7. Très chers frères, continuez à promouvoir et à soutenir la voie du dialogue avec un esprit de pasteurs, dans le respect du domaine d'action propre aux hommes politiques, auxquels sont confiés des devoirs précis en ce qui concerne l'organisation de la société humaine. Poursuivez avec confiance l'engagement œcuménique avec vos frères orthodoxes, ainsi que le dialogue avec la Communauté juive et la Communauté islamique. Je sais tout ce que vous avez fait à cet égard dans les moments les plus difficiles des années passées. Que l'enthousiasme de cette période continue aujourd'hui également et se transforme en un service concret à l'homme et à la cause de la paix.

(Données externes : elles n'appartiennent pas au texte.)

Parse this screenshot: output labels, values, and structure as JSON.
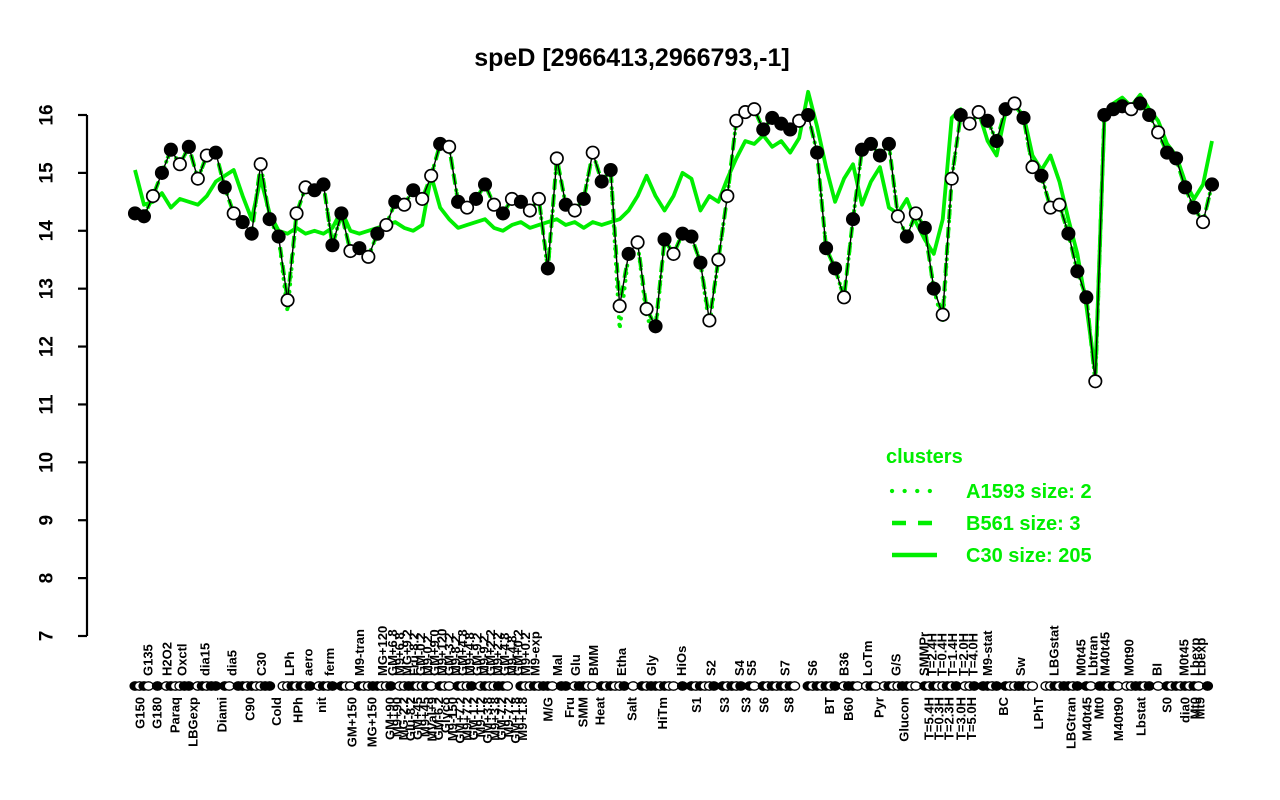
{
  "title": "speD [2966413,2966793,-1]",
  "colors": {
    "cluster_green": "#00ee00",
    "series_black": "#000000",
    "background": "#ffffff"
  },
  "legend": {
    "header": "clusters",
    "items": [
      {
        "label": "A1593 size: 2",
        "style": "dotted"
      },
      {
        "label": "B561 size: 3",
        "style": "dashed"
      },
      {
        "label": "C30 size: 205",
        "style": "solid"
      }
    ]
  },
  "chart_data": {
    "type": "line",
    "title": "speD [2966413,2966793,-1]",
    "ylabel": "",
    "xlabel": "",
    "ylim": [
      7,
      16
    ],
    "yticks": [
      7,
      8,
      9,
      10,
      11,
      12,
      13,
      14,
      15,
      16
    ],
    "x_index_range": [
      0,
      120
    ],
    "grid": false,
    "legend_position": "right-middle",
    "series": [
      {
        "name": "speD expression",
        "color": "#000000",
        "style": "points",
        "marker": "circle-filled-or-open",
        "values": [
          14.3,
          14.25,
          14.6,
          15.0,
          15.4,
          15.15,
          15.45,
          14.9,
          15.3,
          15.35,
          14.75,
          14.3,
          14.15,
          13.95,
          15.15,
          14.2,
          13.9,
          12.8,
          14.3,
          14.75,
          14.7,
          14.8,
          13.75,
          14.3,
          13.65,
          13.7,
          13.55,
          13.95,
          14.1,
          14.5,
          14.45,
          14.7,
          14.55,
          14.95,
          15.5,
          15.45,
          14.5,
          14.4,
          14.55,
          14.8,
          14.45,
          14.3,
          14.55,
          14.5,
          14.35,
          14.55,
          13.35,
          15.25,
          14.45,
          14.35,
          14.55,
          15.35,
          14.85,
          15.05,
          12.7,
          13.6,
          13.8,
          12.65,
          12.35,
          13.85,
          13.6,
          13.95,
          13.9,
          13.45,
          12.45,
          13.5,
          14.6,
          15.9,
          16.05,
          16.1,
          15.75,
          15.95,
          15.85,
          15.75,
          15.9,
          16.0,
          15.35,
          13.7,
          13.35,
          12.85,
          14.2,
          15.4,
          15.5,
          15.3,
          15.5,
          14.25,
          13.9,
          14.3,
          14.05,
          13.0,
          12.55,
          14.9,
          16.0,
          15.85,
          16.05,
          15.9,
          15.55,
          16.1,
          16.2,
          15.95,
          15.1,
          14.95,
          14.4,
          14.45,
          13.95,
          13.3,
          12.85,
          11.4,
          16.0,
          16.1,
          16.15,
          16.1,
          16.2,
          16.0,
          15.7,
          15.35,
          15.25,
          14.75,
          14.4,
          14.15,
          14.8
        ],
        "point_fills": [
          1,
          1,
          0,
          1,
          1,
          0,
          1,
          0,
          0,
          1,
          1,
          0,
          1,
          1,
          0,
          1,
          1,
          0,
          0,
          0,
          1,
          1,
          1,
          1,
          0,
          1,
          0,
          1,
          0,
          1,
          0,
          1,
          0,
          0,
          1,
          0,
          1,
          0,
          1,
          1,
          0,
          1,
          0,
          1,
          0,
          0,
          1,
          0,
          1,
          0,
          1,
          0,
          1,
          1,
          0,
          1,
          0,
          0,
          1,
          1,
          0,
          1,
          1,
          1,
          0,
          0,
          0,
          0,
          0,
          0,
          1,
          1,
          1,
          1,
          0,
          1,
          1,
          1,
          1,
          0,
          1,
          1,
          1,
          1,
          1,
          0,
          1,
          0,
          1,
          1,
          0,
          0,
          1,
          0,
          0,
          1,
          1,
          1,
          0,
          1,
          0,
          1,
          0,
          0,
          1,
          1,
          1,
          0,
          1,
          1,
          1,
          0,
          1,
          1,
          0,
          1,
          1,
          1,
          1,
          0,
          1
        ]
      },
      {
        "name": "A1593 size: 2",
        "color": "#00ee00",
        "style": "dotted",
        "values": [
          14.3,
          14.25,
          14.6,
          15.0,
          15.4,
          15.15,
          15.45,
          14.9,
          15.3,
          15.35,
          14.75,
          14.3,
          14.15,
          13.95,
          15.15,
          14.2,
          13.9,
          12.6,
          14.3,
          14.75,
          14.7,
          14.8,
          13.75,
          14.3,
          13.65,
          13.7,
          13.55,
          13.95,
          14.1,
          14.5,
          14.45,
          14.7,
          14.55,
          14.95,
          15.5,
          15.45,
          14.5,
          14.4,
          14.55,
          14.8,
          14.45,
          14.3,
          14.55,
          14.5,
          14.35,
          14.55,
          13.3,
          15.25,
          14.45,
          14.35,
          14.55,
          15.35,
          14.85,
          15.05,
          12.3,
          13.6,
          13.8,
          12.5,
          12.25,
          13.85,
          13.6,
          13.95,
          13.9,
          13.45,
          12.35,
          13.5,
          14.6,
          15.9,
          16.05,
          16.1,
          15.75,
          15.95,
          15.85,
          15.75,
          15.9,
          16.0,
          15.35,
          13.7,
          13.35,
          12.85,
          14.2,
          15.4,
          15.5,
          15.3,
          15.5,
          14.25,
          13.9,
          14.3,
          14.05,
          13.0,
          12.4,
          14.9,
          16.0,
          15.85,
          16.05,
          15.9,
          15.55,
          16.1,
          16.2,
          15.95,
          15.1,
          14.95,
          14.4,
          14.45,
          13.95,
          13.3,
          12.85,
          11.4,
          16.0,
          16.1,
          16.15,
          16.1,
          16.2,
          16.0,
          15.7,
          15.35,
          15.25,
          14.75,
          14.4,
          14.15,
          14.8
        ]
      },
      {
        "name": "B561 size: 3",
        "color": "#00ee00",
        "style": "dashed",
        "values": [
          14.3,
          14.25,
          14.6,
          15.0,
          15.4,
          15.15,
          15.45,
          14.9,
          15.3,
          15.35,
          14.75,
          14.3,
          14.15,
          13.95,
          15.15,
          14.2,
          13.9,
          12.8,
          14.3,
          14.75,
          14.7,
          14.8,
          13.75,
          14.3,
          13.65,
          13.7,
          13.55,
          13.95,
          14.1,
          14.5,
          14.45,
          14.7,
          14.55,
          14.95,
          15.5,
          15.45,
          14.5,
          14.4,
          14.55,
          14.8,
          14.45,
          14.3,
          14.55,
          14.5,
          14.35,
          14.55,
          13.35,
          15.25,
          14.45,
          14.35,
          14.55,
          15.35,
          14.85,
          15.05,
          12.7,
          13.6,
          13.8,
          12.65,
          12.35,
          13.85,
          13.6,
          13.95,
          13.9,
          13.45,
          12.45,
          13.5,
          14.6,
          15.9,
          16.05,
          16.1,
          15.75,
          15.95,
          15.85,
          15.75,
          15.9,
          16.0,
          15.35,
          13.7,
          13.35,
          12.85,
          14.2,
          15.4,
          15.5,
          15.3,
          15.5,
          14.25,
          13.9,
          14.3,
          14.05,
          13.0,
          12.55,
          14.9,
          16.0,
          15.85,
          16.05,
          15.9,
          15.55,
          16.1,
          16.2,
          15.95,
          15.1,
          14.95,
          14.4,
          14.45,
          13.95,
          13.3,
          12.85,
          11.4,
          16.0,
          16.1,
          16.15,
          16.1,
          16.2,
          16.0,
          15.7,
          15.35,
          15.25,
          14.75,
          14.4,
          14.15,
          14.8
        ]
      },
      {
        "name": "C30 size: 205",
        "color": "#00ee00",
        "style": "solid",
        "values": [
          15.05,
          14.45,
          14.5,
          14.65,
          14.4,
          14.55,
          14.5,
          14.45,
          14.6,
          14.85,
          14.95,
          15.05,
          14.6,
          14.2,
          14.9,
          14.3,
          14.0,
          13.95,
          14.05,
          13.95,
          14.0,
          13.95,
          14.05,
          14.35,
          14.0,
          13.95,
          14.0,
          14.05,
          14.1,
          14.15,
          14.05,
          14.0,
          14.1,
          14.95,
          14.4,
          14.2,
          14.05,
          14.1,
          14.15,
          14.2,
          14.05,
          14.0,
          14.1,
          14.15,
          14.05,
          14.1,
          14.15,
          14.2,
          14.1,
          14.15,
          14.05,
          14.15,
          14.1,
          14.15,
          14.2,
          14.35,
          14.6,
          14.95,
          14.6,
          14.35,
          14.6,
          15.0,
          14.9,
          14.35,
          14.6,
          14.5,
          14.9,
          15.25,
          15.55,
          15.5,
          15.65,
          15.45,
          15.55,
          15.35,
          15.6,
          16.4,
          15.8,
          15.1,
          14.5,
          14.9,
          15.15,
          14.45,
          14.85,
          15.1,
          14.4,
          14.3,
          14.55,
          14.15,
          13.85,
          13.6,
          14.2,
          15.95,
          16.1,
          15.8,
          16.05,
          15.55,
          15.3,
          16.05,
          16.15,
          16.0,
          15.3,
          15.05,
          15.3,
          14.85,
          14.2,
          13.6,
          12.7,
          11.55,
          15.9,
          16.2,
          16.3,
          16.15,
          16.35,
          16.1,
          15.9,
          15.5,
          15.3,
          14.85,
          14.55,
          14.8,
          15.55
        ]
      }
    ],
    "x_labels_top": [
      {
        "t": "G135",
        "p": 1.45
      },
      {
        "t": "H2O2",
        "p": 3.56
      },
      {
        "t": "Oxctl",
        "p": 5.23
      },
      {
        "t": "dia15",
        "p": 7.79
      },
      {
        "t": "dia5",
        "p": 10.8
      },
      {
        "t": "C30",
        "p": 14.1
      },
      {
        "t": "LPh",
        "p": 17.25
      },
      {
        "t": "aero",
        "p": 19.26
      },
      {
        "t": "ferm",
        "p": 21.7
      },
      {
        "t": "M9-tran",
        "p": 25.0
      },
      {
        "t": "MG+120",
        "p": 27.6
      },
      {
        "t": "GM+6.8",
        "p": 28.7
      },
      {
        "t": "M9+6.8",
        "p": 29.5
      },
      {
        "t": "MG+9.2",
        "p": 30.3
      },
      {
        "t": "Fru-8.2",
        "p": 31.1
      },
      {
        "t": "GM-0.2",
        "p": 31.8
      },
      {
        "t": "M9-0.2",
        "p": 32.6
      },
      {
        "t": "GM+9.0",
        "p": 33.4
      },
      {
        "t": "M9+120",
        "p": 34.2
      },
      {
        "t": "GM-3.2",
        "p": 35.0
      },
      {
        "t": "M9-8.2",
        "p": 35.7
      },
      {
        "t": "GM+4.8",
        "p": 36.5
      },
      {
        "t": "M9+4.8",
        "p": 37.3
      },
      {
        "t": "GM-9.2",
        "p": 38.1
      },
      {
        "t": "M9-9.2",
        "p": 38.9
      },
      {
        "t": "GM+2.2",
        "p": 39.6
      },
      {
        "t": "M9+2.2",
        "p": 40.4
      },
      {
        "t": "GM-4.8",
        "p": 41.2
      },
      {
        "t": "M9-4.8",
        "p": 42.0
      },
      {
        "t": "GM+0.2",
        "p": 42.7
      },
      {
        "t": "M9+0.2",
        "p": 43.5
      },
      {
        "t": "M9-exp",
        "p": 44.6
      },
      {
        "t": "Mal",
        "p": 47.1
      },
      {
        "t": "Glu",
        "p": 49.1
      },
      {
        "t": "BMM",
        "p": 51.1
      },
      {
        "t": "Etha",
        "p": 54.2
      },
      {
        "t": "Gly",
        "p": 57.55
      },
      {
        "t": "HiOs",
        "p": 60.9
      },
      {
        "t": "S2",
        "p": 64.2
      },
      {
        "t": "S4",
        "p": 67.35
      },
      {
        "t": "S5",
        "p": 68.7
      },
      {
        "t": "S7",
        "p": 72.45
      },
      {
        "t": "S6",
        "p": 75.5
      },
      {
        "t": "B36",
        "p": 79.0
      },
      {
        "t": "LoTm",
        "p": 81.6
      },
      {
        "t": "G/S",
        "p": 84.8
      },
      {
        "t": "SMMPr",
        "p": 87.9
      },
      {
        "t": "T=2.4H",
        "p": 88.8
      },
      {
        "t": "T=0.4H",
        "p": 89.9
      },
      {
        "t": "T=1.4H",
        "p": 91.1
      },
      {
        "t": "T=2.0H",
        "p": 92.3
      },
      {
        "t": "T=4.0H",
        "p": 93.4
      },
      {
        "t": "M9-stat",
        "p": 95.0
      },
      {
        "t": "Sw",
        "p": 98.7
      },
      {
        "t": "LBGstat",
        "p": 102.4
      },
      {
        "t": "M0t45",
        "p": 105.4
      },
      {
        "t": "Lbtran",
        "p": 106.75
      },
      {
        "t": "M40t45",
        "p": 108.1
      },
      {
        "t": "M0t90",
        "p": 110.75
      },
      {
        "t": "BI",
        "p": 113.9
      },
      {
        "t": "M0t45",
        "p": 116.9
      },
      {
        "t": "Lbexp",
        "p": 118.1
      },
      {
        "t": "Lbexp",
        "p": 118.8
      }
    ],
    "x_labels_bottom": [
      {
        "t": "G150",
        "p": 0.56
      },
      {
        "t": "G180",
        "p": 2.45
      },
      {
        "t": "Paraq",
        "p": 4.45
      },
      {
        "t": "LBGexp",
        "p": 6.46
      },
      {
        "t": "Diami",
        "p": 9.68
      },
      {
        "t": "C90",
        "p": 12.8
      },
      {
        "t": "Cold",
        "p": 15.8
      },
      {
        "t": "HPh",
        "p": 18.15
      },
      {
        "t": "nit",
        "p": 20.8
      },
      {
        "t": "GM+150",
        "p": 24.2
      },
      {
        "t": "MG+150",
        "p": 26.4
      },
      {
        "t": "GM+90",
        "p": 28.4
      },
      {
        "t": "M9+90",
        "p": 29.2
      },
      {
        "t": "MG-2.2",
        "p": 29.9
      },
      {
        "t": "Glu-8.2",
        "p": 30.7
      },
      {
        "t": "GM+45",
        "p": 31.5
      },
      {
        "t": "M9+45",
        "p": 32.3
      },
      {
        "t": "MVal+9",
        "p": 33.1
      },
      {
        "t": "GM-6.2",
        "p": 33.8
      },
      {
        "t": "Glyco",
        "p": 34.6
      },
      {
        "t": "M9-150",
        "p": 35.4
      },
      {
        "t": "GM+7.2",
        "p": 36.2
      },
      {
        "t": "M9+7.2",
        "p": 37.0
      },
      {
        "t": "GM-1.2",
        "p": 37.7
      },
      {
        "t": "M9-1.2",
        "p": 38.5
      },
      {
        "t": "GM+3.8",
        "p": 39.3
      },
      {
        "t": "M9+3.8",
        "p": 40.1
      },
      {
        "t": "GM-7.2",
        "p": 40.85
      },
      {
        "t": "M9-7.2",
        "p": 41.6
      },
      {
        "t": "GM+1.8",
        "p": 42.4
      },
      {
        "t": "M9+1.8",
        "p": 43.2
      },
      {
        "t": "M/G",
        "p": 46.0
      },
      {
        "t": "Fru",
        "p": 48.4
      },
      {
        "t": "SMM",
        "p": 49.9
      },
      {
        "t": "Heat",
        "p": 51.8
      },
      {
        "t": "Salt",
        "p": 55.4
      },
      {
        "t": "HiTm",
        "p": 58.8
      },
      {
        "t": "S1",
        "p": 62.6
      },
      {
        "t": "S3",
        "p": 65.7
      },
      {
        "t": "S3",
        "p": 68.1
      },
      {
        "t": "S6",
        "p": 70.1
      },
      {
        "t": "S8",
        "p": 72.9
      },
      {
        "t": "BT",
        "p": 77.4
      },
      {
        "t": "B60",
        "p": 79.5
      },
      {
        "t": "Pyr",
        "p": 82.9
      },
      {
        "t": "Glucon",
        "p": 85.7
      },
      {
        "t": "T=5.4H",
        "p": 88.5
      },
      {
        "t": "T=0.3H",
        "p": 89.6
      },
      {
        "t": "T=2.3H",
        "p": 90.7
      },
      {
        "t": "T=3.0H",
        "p": 92.05
      },
      {
        "t": "T=5.0H",
        "p": 93.2
      },
      {
        "t": "BC",
        "p": 96.8
      },
      {
        "t": "LPhT",
        "p": 100.7
      },
      {
        "t": "LBGtran",
        "p": 104.3
      },
      {
        "t": "M40t45",
        "p": 106.1
      },
      {
        "t": "Mt0",
        "p": 107.4
      },
      {
        "t": "M40t90",
        "p": 109.6
      },
      {
        "t": "Lbstat",
        "p": 112.1
      },
      {
        "t": "S0",
        "p": 115.0
      },
      {
        "t": "dia0",
        "p": 117.0
      },
      {
        "t": "Mt0",
        "p": 118.1
      },
      {
        "t": "Mt9",
        "p": 118.7
      }
    ]
  }
}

Soyez les messagers inlassables du pardon et de la réconciliation. L'Eglise sait que cette œuvre fait partie intégrante de l'annonce de l'Evangile et du témoignage de la miséricorde du Père céleste. Dans ce contexte, il convient de louer votre initiative de proclamer, notamment en vue de la préparation au grand Jubilé, l'année 1999 comme «Année de la réconciliation». Je rappelais à Marija Bistrica, le 3 octobre 1998, que «pardonner et se réconcilier signifie purifier la mémoire de la haine, des rancœurs, de la soif de vengeance; cela signifie ne pas se laisser vaincre par le mal, mais vaincre le mal par le bien (cf. Rm 12, 21)» (ORLF n. 4 du 6 octobre 1998).

L'engagement en faveur de l'homme et de son bien est un engagement évangélique et fait donc partie de la mission de l'Eglise dans le monde (Mt 25, 34-46; Lc 4, 18-19). A cette lumière, l'activité de la Caritas et la mise en œuvre de la part de l'Eglise d'initiatives à caractère social en faveur des personnes et des familles dans le besoin doivent être en- couragées. Mais, en offrant à ceux qui en ont besoin le pain quotidien, ayez constamment soin d'assurer le Pain de la vie éternelle à vos frères dans la foi, et d'annoncer à tous le Christ comme «le Chemin, la Vérité, la Vie» (cf. Jn 14, 6).

8. Que la lumière du Christ-Sauveur, que nous avons contemplé récemment dans le mystère de Noël, illumine les familles et les communautés ecclésiales de Bosnie-Herzégovine. En accueillant avec amour la Parole de Dieu qui sauve, que vos communautés ecclésiales demeurent fidèles au Christ jusqu'à l'accomplissement du mystère de Dieu (cf. Ac 10, 7) et qu'elles prêtent attention à ce que leur dit l'Esprit en cette transition historique du second au troisième millénaire. Que Marie, Mère de l'Eglise et de l'humanité rédemptrice, obtienne pour vous tous le don de la fidélité, de la concorde, de l'espérance. Que dans votre œuvre inlassable et votre zèle apostolique vous accompagne la Bénédiction apostolique, que je vous donne de tout cœur à tous, ainsi qu'au clergé de vos diocèses, aux religieux et aux religieux, et à tous les fidèles laïcs confiés à vos soins pastoraux. «Que la grâce du Seigneur Jésus soit avec tous!» (Ap 22, 21).